If you are looking for a traditional keyboard check out the McCarthy Illuminating Piano.
The biggest difference in our design is the exclusion of all controls, buttons knobs and so on which means that even though the Keys device is about the same size as some of these other portable devices, the keys themselves are nearly the same size and layout ratios as traditional. In other words, full size keys not mini size which is hard to tell in the pictures. This feature, of both our personal opinions and the feedback of professionals we gave Keys to, is significantly more important than any other in a truly useful as well as portable keyboard.
The fact that all controls are removed and the design is purely keys also allows for the modular nature, and the ability to connect Keys together in various ways as well as other modules.
Each sensor sends on a separate control channel, and when linking multiple keys devices together, the control channels are transposed so adjacent keys sensors each send CC on their own channel (so each sensor is mappable, and in the same fashion for a given configuration of devices)
https://www.kickstarter.com/projects/artiphon/introducing-th...
I have a few things I'm pretty good at, and I'll pick up & try anything, because it's fun. Most of the music I make is improvised. And I've been picking up & trying any instrument I run across for decades now, so I have snippets of experience in lots of things now.
My wife studied classical piano from an early age, and can sit down and sight-read stuff I haven't got a chance at playing on any instrument. But she never improvises, never tries out other instruments, and thus can't really do the same thing (pick up anything and make music on it).
We both have a (possibly-inborn) talent for music, but we've taken quite different paths, and those years spent quite differently really show, now.
other than that, the proximity sensor looks awesome, and the price point is pretty incredible! not to mention the light-up stuff for people learning.
That's where the design initially came from, but I knew one of the most important things is that the keys had to be full size. Mini key designs always left something to be desired, and I would just use my laptop keyboard instead - which seemed to be more effective and in the long run more convenient too - since these controllers were really cumbersome.
So when I first gave the design to musicians I was scared that they would immediately reject it. The Keys were full size, but the interface was different than what they were used to. But they made zero mention of it, and you can see in later half the video: https://www.youtube.com/watch?v=guKRk3WPc40
I know no feedback sounds like bad feedback, but in this case it was really positive. These guys would immediately start wailing on keys like it was natural. These are guys that do this for a living, and I didn't hear one comment about the difference in the keys from a traditional piano.

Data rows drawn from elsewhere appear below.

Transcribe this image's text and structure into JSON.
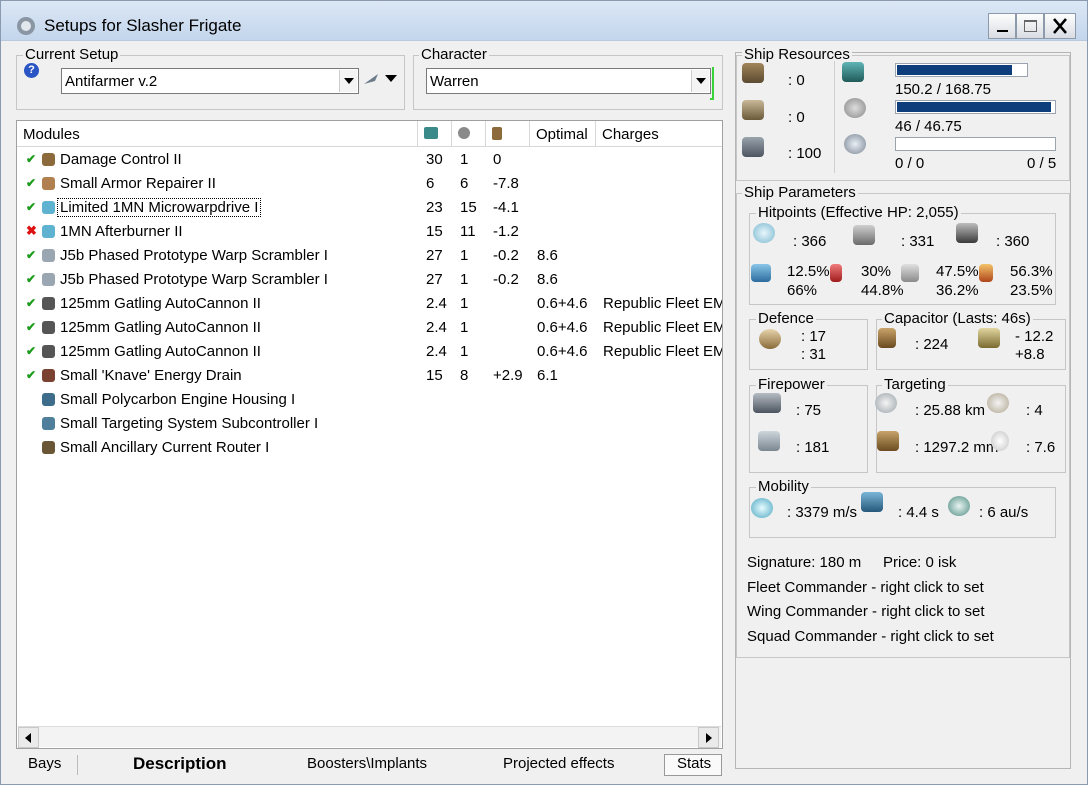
{
  "window": {
    "title": "Setups for Slasher Frigate"
  },
  "current_setup": {
    "label": "Current Setup",
    "value": "Antifarmer v.2"
  },
  "character": {
    "label": "Character",
    "value": "Warren"
  },
  "modules_table": {
    "columns": [
      "Modules",
      "",
      "",
      "",
      "Optimal",
      "Charges"
    ],
    "rows": [
      {
        "status": "check",
        "name": "Damage Control II",
        "cpu": "30",
        "pg": "1",
        "cap": "0",
        "optimal": "",
        "charges": ""
      },
      {
        "status": "check",
        "name": "Small Armor Repairer II",
        "cpu": "6",
        "pg": "6",
        "cap": "-7.8",
        "optimal": "",
        "charges": ""
      },
      {
        "status": "check",
        "name": "Limited 1MN Microwarpdrive I",
        "cpu": "23",
        "pg": "15",
        "cap": "-4.1",
        "optimal": "",
        "charges": ""
      },
      {
        "status": "cross",
        "name": "1MN Afterburner II",
        "cpu": "15",
        "pg": "11",
        "cap": "-1.2",
        "optimal": "",
        "charges": ""
      },
      {
        "status": "check",
        "name": "J5b Phased Prototype Warp Scrambler I",
        "cpu": "27",
        "pg": "1",
        "cap": "-0.2",
        "optimal": "8.6",
        "charges": ""
      },
      {
        "status": "check",
        "name": "J5b Phased Prototype Warp Scrambler I",
        "cpu": "27",
        "pg": "1",
        "cap": "-0.2",
        "optimal": "8.6",
        "charges": ""
      },
      {
        "status": "check",
        "name": "125mm Gatling AutoCannon II",
        "cpu": "2.4",
        "pg": "1",
        "cap": "",
        "optimal": "0.6+4.6",
        "charges": "Republic Fleet EM"
      },
      {
        "status": "check",
        "name": "125mm Gatling AutoCannon II",
        "cpu": "2.4",
        "pg": "1",
        "cap": "",
        "optimal": "0.6+4.6",
        "charges": "Republic Fleet EM"
      },
      {
        "status": "check",
        "name": "125mm Gatling AutoCannon II",
        "cpu": "2.4",
        "pg": "1",
        "cap": "",
        "optimal": "0.6+4.6",
        "charges": "Republic Fleet EM"
      },
      {
        "status": "check",
        "name": "Small 'Knave' Energy Drain",
        "cpu": "15",
        "pg": "8",
        "cap": "+2.9",
        "optimal": "6.1",
        "charges": ""
      },
      {
        "status": "",
        "name": "Small Polycarbon Engine Housing I",
        "cpu": "",
        "pg": "",
        "cap": "",
        "optimal": "",
        "charges": ""
      },
      {
        "status": "",
        "name": "Small Targeting System Subcontroller I",
        "cpu": "",
        "pg": "",
        "cap": "",
        "optimal": "",
        "charges": ""
      },
      {
        "status": "",
        "name": "Small Ancillary Current Router I",
        "cpu": "",
        "pg": "",
        "cap": "",
        "optimal": "",
        "charges": ""
      }
    ]
  },
  "tabs": [
    "Bays",
    "Description",
    "Boosters\\Implants",
    "Projected effects",
    "Stats"
  ],
  "ship_resources": {
    "label": "Ship Resources",
    "turret": ": 0",
    "launcher": ": 0",
    "drone_bay": ": 100",
    "cpu": "150.2 / 168.75",
    "cpu_fraction": 0.89,
    "powergrid": "46 / 46.75",
    "powergrid_fraction": 0.98,
    "drone_left": "0 / 0",
    "drone_right": "0 / 5"
  },
  "ship_parameters": {
    "label": "Ship Parameters",
    "hitpoints": {
      "label": "Hitpoints (Effective HP: 2,055)",
      "shield": ": 366",
      "armor": ": 331",
      "structure": ": 360",
      "res": [
        [
          "12.5%",
          "66%"
        ],
        [
          "30%",
          "44.8%"
        ],
        [
          "47.5%",
          "36.2%"
        ],
        [
          "56.3%",
          "23.5%"
        ]
      ]
    },
    "defence": {
      "label": "Defence",
      "a": ": 17",
      "b": ": 31"
    },
    "capacitor": {
      "label": "Capacitor (Lasts: 46s)",
      "amount": ": 224",
      "a": "- 12.2",
      "b": "+8.8"
    },
    "firepower": {
      "label": "Firepower",
      "a": ": 75",
      "b": ": 181"
    },
    "targeting": {
      "label": "Targeting",
      "range": ": 25.88 km",
      "targets": ": 4",
      "resolution": ": 1297.2 mm",
      "sensor": ": 7.6"
    },
    "mobility": {
      "label": "Mobility",
      "speed": ": 3379 m/s",
      "align": ": 4.4 s",
      "warp": ": 6 au/s"
    }
  },
  "info": {
    "signature": "Signature: 180 m",
    "price": "Price: 0 isk",
    "fleet": "Fleet Commander - right click to set",
    "wing": "Wing Commander - right click to set",
    "squad": "Squad Commander - right click to set"
  }
}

So take it for what it is - We weren't ignorant of the fact that Keys isn't a traditional design, but all the same - this approach also makes it significantly more portable - and the great thing about AMON (the networking stuff) is we could always make a traditional version and it would still work and link with the non-traditional layout.
I'm not primarily a keyboardist, but I use them; in this case it would surely be tricky to play anything that uses the black keys much; your hands have patterns memorized that (I'd imagine) would be tough to adapt to having the black keys on a separate row.
But because it's MIDI, it really does depend on what you're building, and it might not matter. Recording simple snatches of melody would be fine if you keep away from chromatic lines -- e.g., if you want to add a line that's in C minor, just record it in A minor (all white keys except maybe the G#), then transpose it in a few seconds.
You wouldn't play the Flight of the Bumblebee on it, though.
For playing piano, and other player-volume controlled instruments, you want velocity sensitivity.
For organ, or maybe early electric "pianos" you don't...you want an expression/volume pedal. This is one reason a virtuoso organ player can do things a piano player couldn't - they can use all kinds of "wrong" reachs and finger movements that enable them to play things that they couldn't otherwise.
This was a very critical aspect of the design and actually led to the implementation of the proximity sensors. We had to remove all controls to get this size but still be about the width of a 13" laptop - and the need for certain controls like octave transposition was the impetus for looking into other control methodologies like proximity based gestures.